After three months of struggling and another one of recovery, the very thing I couldn't wait for to finally happen has started off like this. Why am I being such a dramatic bitch right now? Matteo is not even my ex; he was just a very poor decision in the past.

I am one of the most respected people in here. I do whatever I want, and I work however I want to. This building is 20 floors tall; somehow I will manage to avoid him; it shouldn't be that hard, right?

His goddamned beautiful eyes flashed in front of my eyes as I sat down in front of the meeting room. His hair got longer but suited him perfectly, while his muscles grew even larger, if I wasn't mistaken.
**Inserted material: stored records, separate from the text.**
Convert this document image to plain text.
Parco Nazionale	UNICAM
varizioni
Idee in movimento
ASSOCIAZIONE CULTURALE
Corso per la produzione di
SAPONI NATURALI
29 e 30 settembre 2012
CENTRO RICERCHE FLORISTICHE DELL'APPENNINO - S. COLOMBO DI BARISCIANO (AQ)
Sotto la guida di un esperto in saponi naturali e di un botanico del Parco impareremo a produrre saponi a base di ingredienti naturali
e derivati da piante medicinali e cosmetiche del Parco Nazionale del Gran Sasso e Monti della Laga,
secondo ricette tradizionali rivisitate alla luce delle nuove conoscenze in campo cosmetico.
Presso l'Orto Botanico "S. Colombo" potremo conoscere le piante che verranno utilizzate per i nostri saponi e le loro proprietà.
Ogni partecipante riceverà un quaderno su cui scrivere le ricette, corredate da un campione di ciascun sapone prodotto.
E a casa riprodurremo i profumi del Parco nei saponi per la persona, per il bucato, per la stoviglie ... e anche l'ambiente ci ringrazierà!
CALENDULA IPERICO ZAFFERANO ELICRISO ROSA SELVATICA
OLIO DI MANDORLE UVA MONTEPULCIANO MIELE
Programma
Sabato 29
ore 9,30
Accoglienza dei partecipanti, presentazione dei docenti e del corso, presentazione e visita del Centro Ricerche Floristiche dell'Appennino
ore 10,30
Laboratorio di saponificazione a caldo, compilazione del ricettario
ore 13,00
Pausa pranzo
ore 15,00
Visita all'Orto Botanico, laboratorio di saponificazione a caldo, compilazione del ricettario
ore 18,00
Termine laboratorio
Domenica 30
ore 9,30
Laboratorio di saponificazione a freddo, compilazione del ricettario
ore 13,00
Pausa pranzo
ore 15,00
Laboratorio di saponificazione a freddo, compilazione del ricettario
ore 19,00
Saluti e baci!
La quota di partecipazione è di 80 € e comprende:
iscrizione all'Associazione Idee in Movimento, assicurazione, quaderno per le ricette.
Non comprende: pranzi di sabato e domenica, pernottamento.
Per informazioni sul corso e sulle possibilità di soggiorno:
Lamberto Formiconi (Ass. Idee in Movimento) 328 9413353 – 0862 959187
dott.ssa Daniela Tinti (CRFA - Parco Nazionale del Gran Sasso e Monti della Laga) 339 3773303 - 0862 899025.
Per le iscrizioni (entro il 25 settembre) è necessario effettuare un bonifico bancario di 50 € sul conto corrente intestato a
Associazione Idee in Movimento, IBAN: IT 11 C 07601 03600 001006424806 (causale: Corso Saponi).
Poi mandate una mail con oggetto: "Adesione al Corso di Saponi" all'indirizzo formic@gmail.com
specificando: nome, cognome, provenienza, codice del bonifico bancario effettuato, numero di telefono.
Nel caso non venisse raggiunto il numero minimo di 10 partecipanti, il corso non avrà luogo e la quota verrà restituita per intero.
Out of the sudden anger that rushed through my veins in my body, I slapped my forehead with the palm of my hand. I hated him with every ounce of my body, yet as I was sitting here on a Monday morning, I couldn't stop thinking about his perfect self.

Fucking hell, why does he have to possess such control over my thoughts? I gulped loudly as I tried to get him out of my head, unsuccessfully.

This week is going to be a long one.